In the Bay Guardian, Max Goldberg finds that "inaccessible landscapes… guide a handful of interesting features…. Where [Julia Loktev's] The Loneliest Planet draws on landscape to reveal repressed instincts, Ulrich Köhler's Sleeping Sickness drifts towards further occlusion…. Grant Gee's suitably oblique documentary portrait" of WG Sebald, Patience (After Sebald), "offers astute commentary on the moods of Sebald's prose from thinkers like Adam Phillips, Robert Macfarlane, and Tacita Dean." Gonçalo Tocha's It's the Earth Not the Moon is a "resplendent study of Corvo… Along with It's the Earth and other SFIFF selections [Gabriel Abrantes and Daniel Schmidt's] Palaces of Pity and [Kleber Mendonça Filho's] Neighboring Sounds, Júlia Murat's first narrative feature," Found Memories, "seals a particularly strong year of Portuguese-language films." Davy Chou's "assured debut," Golden Slumbers, "excavates the thriving Cambodian cinema that was rubbed out by the Khmer Rouge." More on that one from John Angelico in the Chronicle.

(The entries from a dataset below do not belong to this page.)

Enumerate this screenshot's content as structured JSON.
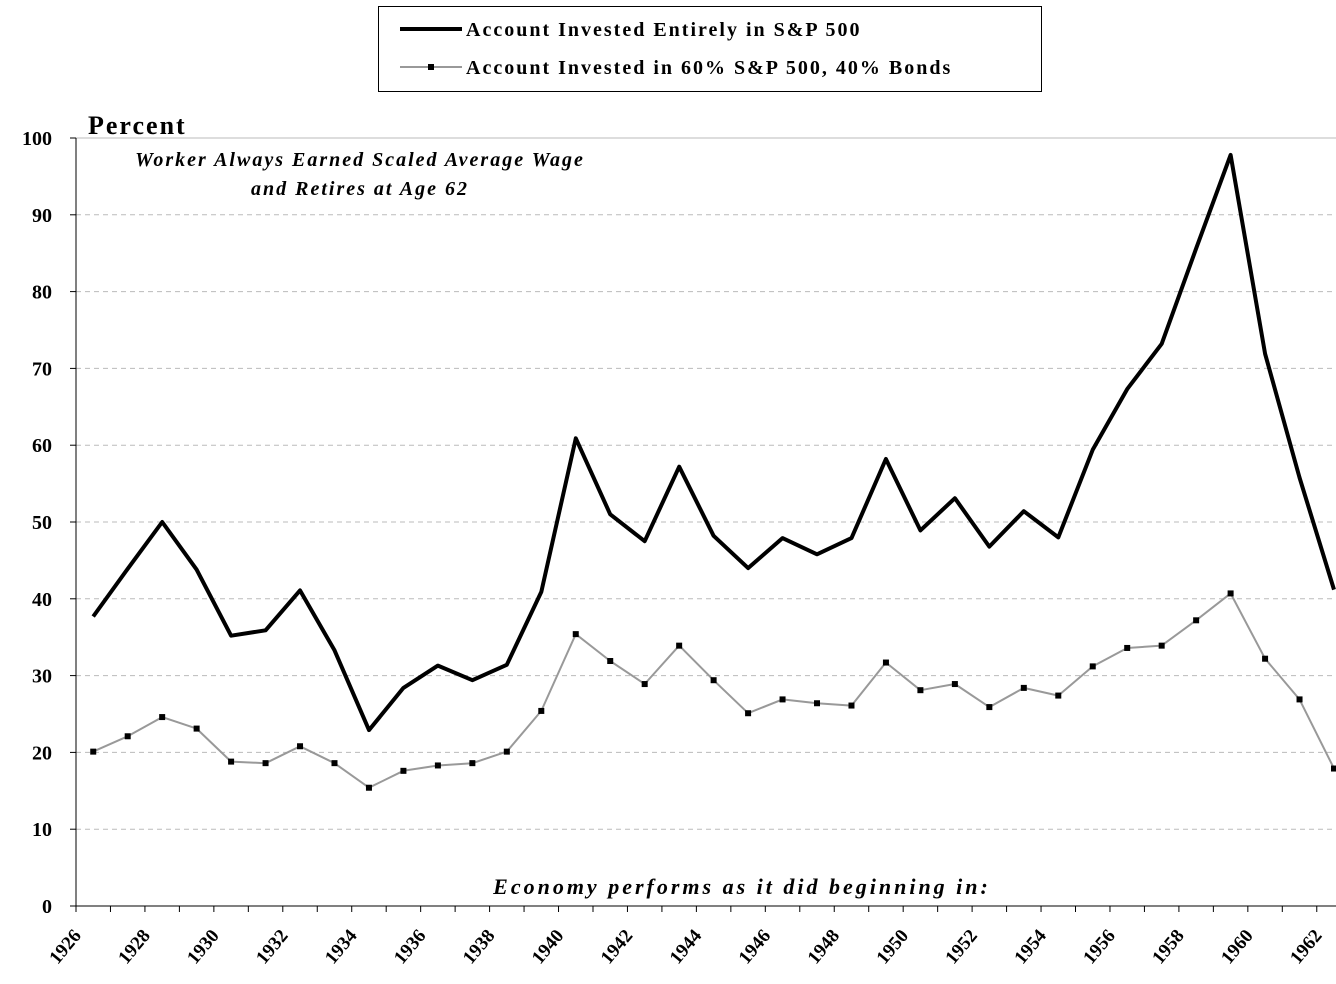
{
  "chart_data": {
    "type": "line",
    "ylabel": "Percent",
    "annotation": [
      "Worker Always Earned Scaled Average Wage",
      "and Retires at Age 62"
    ],
    "xlabel": "Economy performs as it did beginning in:",
    "categories": [
      "1926",
      null,
      "1928",
      null,
      "1930",
      null,
      "1932",
      null,
      "1934",
      null,
      "1936",
      null,
      "1938",
      null,
      "1940",
      null,
      "1942",
      null,
      "1944",
      null,
      "1946",
      null,
      "1948",
      null,
      "1950",
      null,
      "1952",
      null,
      "1954",
      null,
      "1956",
      null,
      "1958",
      null,
      "1960",
      null,
      "1962"
    ],
    "series": [
      {
        "name": "Account Invested Entirely in S&P 500",
        "color": "#000000",
        "marker": false,
        "values": [
          37.7,
          43.9,
          50,
          43.8,
          35.2,
          35.9,
          41.1,
          33.3,
          22.9,
          28.4,
          31.3,
          29.4,
          31.4,
          40.9,
          60.9,
          51,
          47.5,
          57.2,
          48.2,
          44,
          47.9,
          45.8,
          47.9,
          58.2,
          48.9,
          53.1,
          46.8,
          51.4,
          48,
          59.4,
          67.3,
          73.2,
          85.6,
          97.8,
          71.9,
          55.8,
          41.2
        ]
      },
      {
        "name": "Account Invested in 60% S&P 500, 40% Bonds",
        "color": "#999999",
        "marker": true,
        "values": [
          20.1,
          22.1,
          24.6,
          23.1,
          18.8,
          18.6,
          20.8,
          18.6,
          15.4,
          17.6,
          18.3,
          18.6,
          20.1,
          25.4,
          35.4,
          31.9,
          28.9,
          33.9,
          29.4,
          25.1,
          26.9,
          26.4,
          26.1,
          31.7,
          28.1,
          28.9,
          25.9,
          28.4,
          27.4,
          31.2,
          33.6,
          33.9,
          37.2,
          40.7,
          32.2,
          26.9,
          17.9
        ]
      }
    ],
    "ylim": [
      0,
      100
    ],
    "yticks": [
      0,
      10,
      20,
      30,
      40,
      50,
      60,
      70,
      80,
      90,
      100
    ],
    "grid": true
  }
}
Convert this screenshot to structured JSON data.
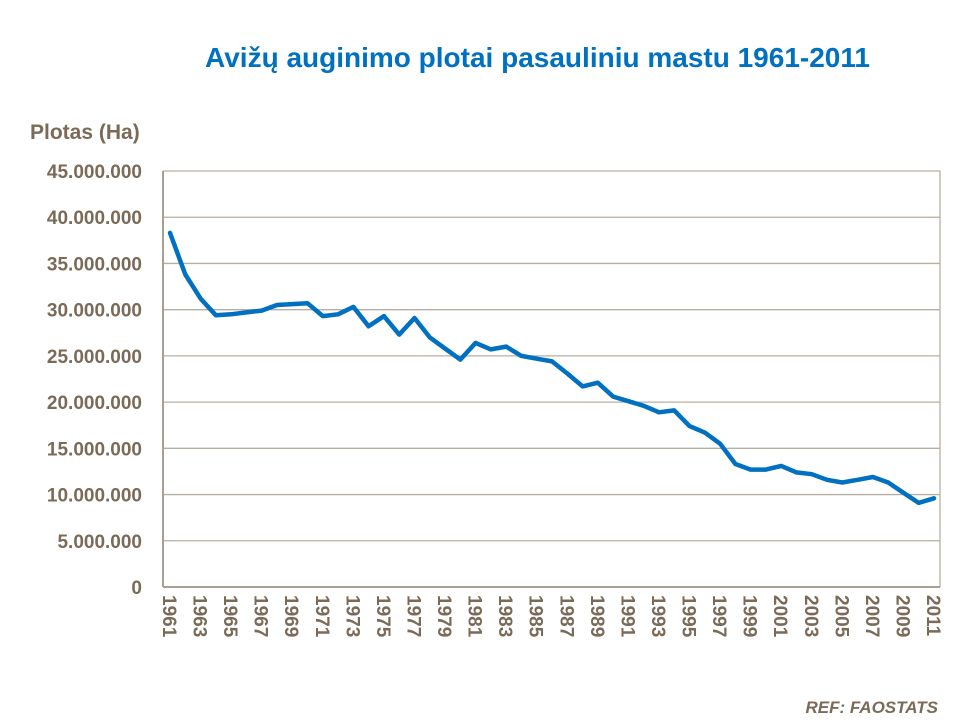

Sam Stander talks with Sam Green, who, on May 1, "will regale audiences at the SFMOMA with a 'live documentary' presentation, The Love Song of R Buckminster Fuller, featuring a live score by Yo La Tengo." The exhibition The Utopian Impulse: Buckminster Fuller and the Bay Area is already open and on view through July 29. Back in indieWIRE, David D'Arcy notes that "Fuller's legacy has receded from view at a time when his focus on small-scale engineering and sustainability couldn't be closer to the zeitgeist."
Dennis Harvey picks out some documentary highlights, focusing on Lauren Greenfield's "obscenely entertaining" The Queen of Versailles and the latest from Caveh Zahedi: "Alternately very funny and completely infuriating, The Sheik and I is one movie you might want to attend just for the Q&A afterward. Odds are, it's gonna get ugly."
And then there are the capsules: Lynn Rapoport on the opening night film, Benoît Jacquot's Farewell, My Queen, Sam Stander on Giorgos Lanthimos's Alps (more from Ryan P Lattanzio in the Chronicle), Kimberly Chun on Adam Leon's Gimme the Loot, Cheryl Eddy on the Dreileben trilogy and Dennis Harvey on Terence Nance's An Oversimplification of Her Beauty.
Michael Hawley's added 14 capsule reviews to his two previous previews of the lineup, the first focusing on Europe and second on films from everywhere else.
Back in the Chronicle, along with G Allen Johnson and Walter Addiego's bullet-pointed overview of the highlights of the festival, the paper runs its batch of capsules: Kenneth Baker on Alison Klayman's Ai Weiwei: Never Sorry, Ryan P Lattanzio on Mohammad Rasoulof's Goodbye, Johnson on Micha X Peled's Bitter Seeds, Kim Joong-hyun's Choked, Jessica Yu's Last Call at the Oasis (Nick Dawson interviews Yu for Filmmaker), Alex Gibney's The Last Gladiators, Peter Nicks's The Waiting Room and Peter Gerdehag's Women with Cows, Addiego on John Haptas and Kristine Samuelson's Tokyo Waka (more from David D'Arcy), Leba Hertz on Rory Kennedy's documentary on her mother, Ethel, Nadav Lapid's Policeman and Ellen Perry's Will, David Lewis on Bouli Lanners's The Giants and Mick LaSalle on Vincent Garenq's Guilty.